The drill strained. I pushed too hard, and I failed to notice the wire coil inside the snake starting to bind up. This should trigger a reverse, to ease the tension on the spring inside the snake, but I was too engrossed in pushing. In fact this snake is better with two people, one to watch the coil, and one to push and pull, but my wife was inside watching Miley and Dolly sing, and I was almost done, why call for help?

The snake twisted in on itself, and the wire pulled out, ruining the snake, and making the snake, all 8 feet that were in the drain pipe, as rigid as a steel bar. It was stuck. So now, we have a clogged drain, and a broken snake.

Fuck it. I detached the drill, packed up my stuff and hoped that what I had cleared would at least be helpful as the rain slowed later and we wouldn’t have the pool flood after all.

Fast forward to Jan 2, the rain has stopped and I dismantled the drain to remove the broken snake.

Inside the drain, I found six feet of what looked like 30 year old silt and roots, heavily compacted. Water drained through it at about 1mm per minute. I spent 2 hours dismantling and clearing the down spout, and then turned to the drain. The drain is also compacted, who knows how far. This is a job for professionals, and they’ll be here later in the week to finish the job.

This story reminds me of being on call for technical operations. Something alerts, and you open it up, employing your usual playbook of seemingly related remedies. But this time, it doesn’t work. In fact, it makes things worse.
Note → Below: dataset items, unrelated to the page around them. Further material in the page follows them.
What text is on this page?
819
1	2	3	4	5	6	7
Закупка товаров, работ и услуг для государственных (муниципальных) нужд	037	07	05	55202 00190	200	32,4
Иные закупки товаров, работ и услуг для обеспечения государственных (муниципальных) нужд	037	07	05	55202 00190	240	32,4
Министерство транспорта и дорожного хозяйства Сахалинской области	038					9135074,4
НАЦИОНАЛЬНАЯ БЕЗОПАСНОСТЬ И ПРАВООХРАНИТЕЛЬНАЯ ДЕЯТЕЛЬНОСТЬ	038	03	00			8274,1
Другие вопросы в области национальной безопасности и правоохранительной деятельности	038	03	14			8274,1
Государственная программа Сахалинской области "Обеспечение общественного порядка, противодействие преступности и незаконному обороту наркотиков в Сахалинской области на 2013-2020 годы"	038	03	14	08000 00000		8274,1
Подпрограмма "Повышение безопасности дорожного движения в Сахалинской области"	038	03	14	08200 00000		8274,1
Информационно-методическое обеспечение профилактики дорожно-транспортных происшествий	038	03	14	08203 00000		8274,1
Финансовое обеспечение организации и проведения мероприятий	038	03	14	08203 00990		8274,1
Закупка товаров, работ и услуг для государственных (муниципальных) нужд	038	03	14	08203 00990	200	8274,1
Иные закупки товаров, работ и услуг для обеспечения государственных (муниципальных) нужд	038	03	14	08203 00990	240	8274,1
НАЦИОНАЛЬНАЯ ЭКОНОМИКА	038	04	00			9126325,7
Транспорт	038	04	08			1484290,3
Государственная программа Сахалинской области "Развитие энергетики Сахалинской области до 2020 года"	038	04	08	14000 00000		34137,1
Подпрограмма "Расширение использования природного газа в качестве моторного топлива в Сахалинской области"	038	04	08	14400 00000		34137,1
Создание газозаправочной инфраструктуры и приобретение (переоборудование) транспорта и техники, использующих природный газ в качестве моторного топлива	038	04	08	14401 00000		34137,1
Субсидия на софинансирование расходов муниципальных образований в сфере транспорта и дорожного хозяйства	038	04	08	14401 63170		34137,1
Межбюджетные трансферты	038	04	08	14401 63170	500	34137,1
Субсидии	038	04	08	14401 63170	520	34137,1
You aren’t an expert, just a reasonably capable person with access to tools and pressure to succeed. You may be in over your head, but escalation has psychological and maybe financial barriers, so you keep working on it, thinking you can do it, making things even worse.

So, make sure you clean out your services’ rain gutters. Even if there’s a drought, even when you aren’t expecting trouble, just remember why you have those systems. Fake an incident, do a table-top exercise, maybe make sure your backups are actually working. Whatever it is, allocate some time to it while the sun is shining. Because you’re much more likely to break something if you wait until a massive rain storm.

And also, remember that when there’s extra pressure, that’s the most important time to escalate. It’s raining, it’s a special night, you don’t want to be fixing stuff, and you know others don’t either. But escalate anyway. Call the other senior engineers. Call the plumber. Get the experts on the phone and make sure you don’t make one emergency in to two.